Measles Outbreak: Thousands in New Jersey Rush for Vaccines as Disease Spreads

A health agent prepares a vaccine in this illustrative image. Health officials in New Jersey are vaccinating against the disease after eight cases were recorded in the U.S. state. Ricardo Moraes/Reuters

Thousands of people in New Jersey are rushing to get free vaccines to counter a growing measles outbreak.

Residents of Ocean County have been turning up in greater numbers after an eighth case was reported by health officials on Thursday.

Most people born after 1957 receive two doses of the measles vaccine by the age of 4, but growing numbers have not, either due to medical and religious reasons, or because they had immigrated from a country where it was not common.

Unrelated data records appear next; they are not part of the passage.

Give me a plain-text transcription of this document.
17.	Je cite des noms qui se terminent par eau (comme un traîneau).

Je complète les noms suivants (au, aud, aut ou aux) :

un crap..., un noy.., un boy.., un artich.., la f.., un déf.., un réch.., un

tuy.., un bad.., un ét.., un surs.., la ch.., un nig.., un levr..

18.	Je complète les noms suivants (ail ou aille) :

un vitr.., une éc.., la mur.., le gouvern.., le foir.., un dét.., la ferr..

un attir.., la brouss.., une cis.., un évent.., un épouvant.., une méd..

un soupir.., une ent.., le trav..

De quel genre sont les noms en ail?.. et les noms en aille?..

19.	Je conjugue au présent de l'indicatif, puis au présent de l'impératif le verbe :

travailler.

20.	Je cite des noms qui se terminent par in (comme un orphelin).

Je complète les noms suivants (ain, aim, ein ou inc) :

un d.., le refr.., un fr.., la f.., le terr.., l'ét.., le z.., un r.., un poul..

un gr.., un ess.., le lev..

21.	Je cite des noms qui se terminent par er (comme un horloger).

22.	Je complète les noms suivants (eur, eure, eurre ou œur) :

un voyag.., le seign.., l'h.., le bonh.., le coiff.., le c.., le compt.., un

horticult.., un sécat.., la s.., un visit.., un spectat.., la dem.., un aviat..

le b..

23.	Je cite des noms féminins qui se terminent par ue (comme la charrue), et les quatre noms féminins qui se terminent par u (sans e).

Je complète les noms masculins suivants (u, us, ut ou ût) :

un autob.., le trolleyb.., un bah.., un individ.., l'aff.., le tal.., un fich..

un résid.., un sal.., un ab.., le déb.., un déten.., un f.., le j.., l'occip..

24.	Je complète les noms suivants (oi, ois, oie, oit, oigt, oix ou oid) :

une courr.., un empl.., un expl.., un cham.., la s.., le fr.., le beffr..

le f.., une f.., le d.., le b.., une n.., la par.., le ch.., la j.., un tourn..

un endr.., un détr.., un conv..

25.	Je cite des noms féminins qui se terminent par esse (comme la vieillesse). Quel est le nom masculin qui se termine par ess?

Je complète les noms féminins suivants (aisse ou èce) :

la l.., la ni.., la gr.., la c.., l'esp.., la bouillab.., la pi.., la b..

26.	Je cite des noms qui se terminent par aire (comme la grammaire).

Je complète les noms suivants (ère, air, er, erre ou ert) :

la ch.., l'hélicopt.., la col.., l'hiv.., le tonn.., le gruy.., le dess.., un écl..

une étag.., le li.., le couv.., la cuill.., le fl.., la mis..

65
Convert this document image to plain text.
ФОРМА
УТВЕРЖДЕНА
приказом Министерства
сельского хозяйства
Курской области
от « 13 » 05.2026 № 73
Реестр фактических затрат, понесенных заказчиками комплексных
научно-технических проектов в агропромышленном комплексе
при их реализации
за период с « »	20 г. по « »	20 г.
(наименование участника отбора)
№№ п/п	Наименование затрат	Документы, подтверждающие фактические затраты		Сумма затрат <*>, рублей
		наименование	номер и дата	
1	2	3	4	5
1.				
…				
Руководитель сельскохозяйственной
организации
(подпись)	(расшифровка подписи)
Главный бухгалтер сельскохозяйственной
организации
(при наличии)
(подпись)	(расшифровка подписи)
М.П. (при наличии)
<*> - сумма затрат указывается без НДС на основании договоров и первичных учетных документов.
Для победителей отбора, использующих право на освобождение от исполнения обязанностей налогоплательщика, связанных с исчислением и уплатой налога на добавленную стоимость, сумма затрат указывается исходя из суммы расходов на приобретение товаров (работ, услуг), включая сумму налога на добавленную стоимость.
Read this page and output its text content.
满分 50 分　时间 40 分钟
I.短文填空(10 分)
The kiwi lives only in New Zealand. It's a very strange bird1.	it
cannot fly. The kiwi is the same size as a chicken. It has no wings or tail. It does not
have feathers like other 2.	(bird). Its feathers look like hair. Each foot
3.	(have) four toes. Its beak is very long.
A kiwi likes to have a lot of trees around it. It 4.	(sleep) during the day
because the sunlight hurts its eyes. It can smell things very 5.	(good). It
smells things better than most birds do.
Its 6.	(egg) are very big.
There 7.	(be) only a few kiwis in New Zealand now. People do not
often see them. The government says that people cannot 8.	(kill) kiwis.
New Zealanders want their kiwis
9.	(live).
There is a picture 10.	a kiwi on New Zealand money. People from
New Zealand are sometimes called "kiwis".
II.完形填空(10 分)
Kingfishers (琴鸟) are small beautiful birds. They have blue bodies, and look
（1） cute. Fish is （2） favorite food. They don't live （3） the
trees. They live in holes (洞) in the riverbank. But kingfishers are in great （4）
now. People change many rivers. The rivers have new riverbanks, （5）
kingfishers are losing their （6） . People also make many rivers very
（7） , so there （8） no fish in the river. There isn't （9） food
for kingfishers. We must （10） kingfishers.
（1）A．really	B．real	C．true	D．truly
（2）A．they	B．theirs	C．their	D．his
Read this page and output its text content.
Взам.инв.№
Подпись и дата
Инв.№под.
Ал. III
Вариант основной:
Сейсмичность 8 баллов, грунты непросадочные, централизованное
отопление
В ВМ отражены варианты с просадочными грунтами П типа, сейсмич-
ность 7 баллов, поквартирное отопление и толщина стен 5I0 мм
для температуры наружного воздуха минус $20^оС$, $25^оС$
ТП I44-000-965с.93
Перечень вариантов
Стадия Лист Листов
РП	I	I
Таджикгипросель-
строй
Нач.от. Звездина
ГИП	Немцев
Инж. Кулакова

Daniel Regenye, health officer for Ocean County Health Department said that more than 2,500 free vaccines had been given out during the week.

He advised children who have not yet been vaccinated to undergo an accelerated MMR schedule.

"We're encouraging people to get the vaccines. It will go a long way to protect from a very highly contagious disease," he said according to

The outbreak is tied to a person who recently returned from an overseas trip to Israel, CBS reported. Measles symptoms include rash, high fever, cough, runny nose and red, watery eyes.

"They're really the most vulnerable, young children. That will go a long way to help protect the child, and if the child does get exposed to measles, they may just get a mild form of it," Regenye added.

Officials say that infected people may develop symptoms as late as November 22 and have advised people to go to a medical officer or emergency department if they suffer any symptoms.